Sunday, 19 October 2014

NHS & combatting the obesity crisis with active travel

There is an interview published on the Guardian website today with the Chief Executive of NHS England

He states that the NHS needs to lead from the front on the battle against obesity, and one of his suggestions is for gym membership & slimming clubs as options for those that want to take it up.
These options are all very well for the people with the time or the inclination to spend evenings at gyms etc. and should not be discarded. For may though it's too much time & after a long hard day at work it can be too much.

What the NHS  needs to do, which could be much more effective is to really encourage people to walk and cycle to work and whilst at work. This needs to be as big & as obvious a push as the campaigns to stop smoking, and to encourage take up of the flu jabs. Below is one campaign my Trust ran against smoking, photobombed for cycling!

Building exercise into the daily routine by replacing sedentary activities such as driving is an excellent way as people don't need to find extra time & it can save money in car running costs and fuel as well. A win win all round.

What could NHs Trusts do?

  • Keep cycle2work schemes open all year around.
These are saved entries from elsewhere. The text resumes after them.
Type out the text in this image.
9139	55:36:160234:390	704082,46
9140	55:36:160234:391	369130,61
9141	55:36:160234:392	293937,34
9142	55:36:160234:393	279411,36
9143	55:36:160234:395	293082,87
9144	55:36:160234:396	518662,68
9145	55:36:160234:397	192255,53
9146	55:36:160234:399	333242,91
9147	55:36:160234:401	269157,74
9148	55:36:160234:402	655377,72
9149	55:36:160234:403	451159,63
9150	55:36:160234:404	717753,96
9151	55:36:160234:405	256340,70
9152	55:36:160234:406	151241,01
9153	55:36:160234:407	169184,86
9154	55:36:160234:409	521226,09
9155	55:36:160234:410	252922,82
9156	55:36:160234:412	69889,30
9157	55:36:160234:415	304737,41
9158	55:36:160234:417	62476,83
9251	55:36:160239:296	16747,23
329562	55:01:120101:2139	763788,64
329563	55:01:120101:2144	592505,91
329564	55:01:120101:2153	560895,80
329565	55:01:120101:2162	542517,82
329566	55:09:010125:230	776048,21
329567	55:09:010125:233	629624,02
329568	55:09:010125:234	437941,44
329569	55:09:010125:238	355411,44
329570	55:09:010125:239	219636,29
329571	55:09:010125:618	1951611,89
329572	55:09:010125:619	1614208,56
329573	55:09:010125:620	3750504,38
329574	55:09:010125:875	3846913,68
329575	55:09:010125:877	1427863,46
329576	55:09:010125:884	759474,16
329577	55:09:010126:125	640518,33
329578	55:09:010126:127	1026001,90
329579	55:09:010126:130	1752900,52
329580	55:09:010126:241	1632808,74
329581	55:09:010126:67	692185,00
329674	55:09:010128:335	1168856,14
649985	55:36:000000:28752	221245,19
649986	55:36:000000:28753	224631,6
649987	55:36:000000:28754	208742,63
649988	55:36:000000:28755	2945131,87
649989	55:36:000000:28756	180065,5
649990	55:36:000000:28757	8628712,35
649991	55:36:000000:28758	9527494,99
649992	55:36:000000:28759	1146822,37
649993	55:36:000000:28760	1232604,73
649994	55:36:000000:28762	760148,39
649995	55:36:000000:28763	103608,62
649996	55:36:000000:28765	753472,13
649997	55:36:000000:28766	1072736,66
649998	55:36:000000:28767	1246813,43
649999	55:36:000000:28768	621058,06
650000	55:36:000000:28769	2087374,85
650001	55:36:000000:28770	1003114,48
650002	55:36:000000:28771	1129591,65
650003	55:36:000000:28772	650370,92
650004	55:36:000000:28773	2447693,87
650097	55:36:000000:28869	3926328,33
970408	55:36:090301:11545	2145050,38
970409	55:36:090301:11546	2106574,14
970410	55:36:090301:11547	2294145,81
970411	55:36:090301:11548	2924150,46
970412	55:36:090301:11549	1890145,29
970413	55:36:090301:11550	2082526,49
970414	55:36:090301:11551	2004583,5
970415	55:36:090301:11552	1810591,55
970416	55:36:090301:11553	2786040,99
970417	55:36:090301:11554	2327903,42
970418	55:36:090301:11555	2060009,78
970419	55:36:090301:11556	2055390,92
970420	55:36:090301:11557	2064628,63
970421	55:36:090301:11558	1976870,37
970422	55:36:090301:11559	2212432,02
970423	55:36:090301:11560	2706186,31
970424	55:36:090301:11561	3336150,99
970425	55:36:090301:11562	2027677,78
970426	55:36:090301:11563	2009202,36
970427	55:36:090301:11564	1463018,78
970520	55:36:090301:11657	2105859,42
My scheme opened for only 2 months, but I can lease a car on salary sacrifice to save tax on that purchase all year round. 
  • Trusts should offer incentives to get people to change habits. Car use is often a habit that can be broken. Commuter challenges with prizes for the most journeys to replace cars & calories burnt etc. This month long challenge ran across Sunderland in September is an excellent example. 
  • Create prominent information pages & signage on workplace facilities such as changing space and secure cycle parking. I know when I started cycling to work, such information was hard to find.
  • Generate & publicise maps of safe(r) cycling routes to sites, and between sites along with timings. Travelling between sites can be quicker by car, but the time spent parking in busy car parks makes driving longer. A lot of routes do exist but people in cars do not see the possible alternatives. These routes could have timing as well as distance so people can see how quick journeys can be.
  • Encourage commuters with buddy schemes and user groups, so people can cycle together and encourage & help each other.
  • Have pools of loan bicycles and e-bikes to encourage people to swap from cars either for commuting or for inter-site travel. They could even include cargo bikes for larger loads
The biggest thing to get people riding to work is infrastructure. It should be noted that several large NHs organisations in London have expressed strong support for the proposed new segregated cycleways. NHS organisations are in a strong place to lobby local authorities to provide better & safer infra to and from NHS sites, both for staff and visitors.